Two riders dominated the series this year – Crumlin’s Ryan Rainey and Dromara’s Alastair Kirk. It went down to the final race of the year at Bishopscourt but a crash ended Kirk’s chances and Rainey claimed the title.

The international road racing scene proved fast and exciting with Seeley on the Tyco BMW again the main man at the North West 200, taking a hat-trick of race wins in the two Supersport races and the first Superbike race. 

A shortened second Superbike race saw Enniskillen’s Lee Johnston take his first NW200 victory. This glimpse of Johnston’s potential would come into full view at the Ulster Grand Prix in August.

After the north coast of county Antrim, the next port of call was the Isle of Man and the TT races, where much of the focus was on brothers Michael and William Dunlop.

Michael caused a stir during practice week when he ditched the Milwaukee Yamaha for the Buildbase BMW after he said the Yamaha was not the package required to win around the 37-mile circuit.

Things looked to be going Michael’s way in Saturday’s TT Superbike race but a collision with a fallen rider on the last lap at the Nook section all but ended his TT week. William fared even worse when a practice crash at Laurel Bank ended his TT.

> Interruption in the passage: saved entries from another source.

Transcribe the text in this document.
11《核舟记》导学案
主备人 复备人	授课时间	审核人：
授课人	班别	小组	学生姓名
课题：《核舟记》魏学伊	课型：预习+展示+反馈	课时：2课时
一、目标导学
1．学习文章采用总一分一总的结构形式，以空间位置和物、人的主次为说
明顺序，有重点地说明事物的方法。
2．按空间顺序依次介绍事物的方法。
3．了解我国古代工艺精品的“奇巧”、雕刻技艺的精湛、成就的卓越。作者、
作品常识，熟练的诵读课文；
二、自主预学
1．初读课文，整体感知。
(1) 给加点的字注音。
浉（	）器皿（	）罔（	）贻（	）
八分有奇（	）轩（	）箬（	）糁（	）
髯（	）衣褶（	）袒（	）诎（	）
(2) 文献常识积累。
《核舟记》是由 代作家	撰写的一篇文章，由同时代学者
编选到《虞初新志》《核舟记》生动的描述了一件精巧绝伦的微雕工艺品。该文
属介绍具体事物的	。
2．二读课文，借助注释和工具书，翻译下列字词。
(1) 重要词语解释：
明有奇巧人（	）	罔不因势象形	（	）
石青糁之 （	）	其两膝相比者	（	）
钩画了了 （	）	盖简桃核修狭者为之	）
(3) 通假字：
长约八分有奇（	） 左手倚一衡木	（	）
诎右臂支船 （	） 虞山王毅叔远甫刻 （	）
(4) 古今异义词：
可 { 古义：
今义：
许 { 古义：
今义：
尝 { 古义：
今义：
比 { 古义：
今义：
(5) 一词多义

Yorkshire’s Ian Hutchinson was the man of the meeting as he notched up a hat-trick of wins on the mountain circuit. 

New Zealand’s Bruce Anstey and Morecambe’s John McGuinness each took a win apiece in the two Superbike races.

The Metzeler Ulster Grand in August saw Lee Johnston emerge as the man of the meeting with three wins on the East Coast Racing Honda.

Anstey maintained his fairytale season with another Superbike race win, while new kid on the block Peter Hickman took his first ever win around the Dundrod circuit in the second Superbike race.
Hickman went on to record a stunning victory in the end of season Macau Grand Prix.

On the road racing scene, tragedy again struck with four riders losing their lives on the Isle of Man and at the Ulster Grand Prix.

French rider Frank Petricola died instantly when he crashed during TT practice, while Dennis Hoffer and David Taylor both lost their lives during the 2015 Manx Motorcycle Grand Prix. Scottish rider Andy Lawson died after he was involved in a high-speed crash at the Deersleap during the Ulster Grand Prix.

In motocross, French rider Romain Febrve won the world MXGP class while Slovakian Gajser Slovakia was crowned world MX2 champion.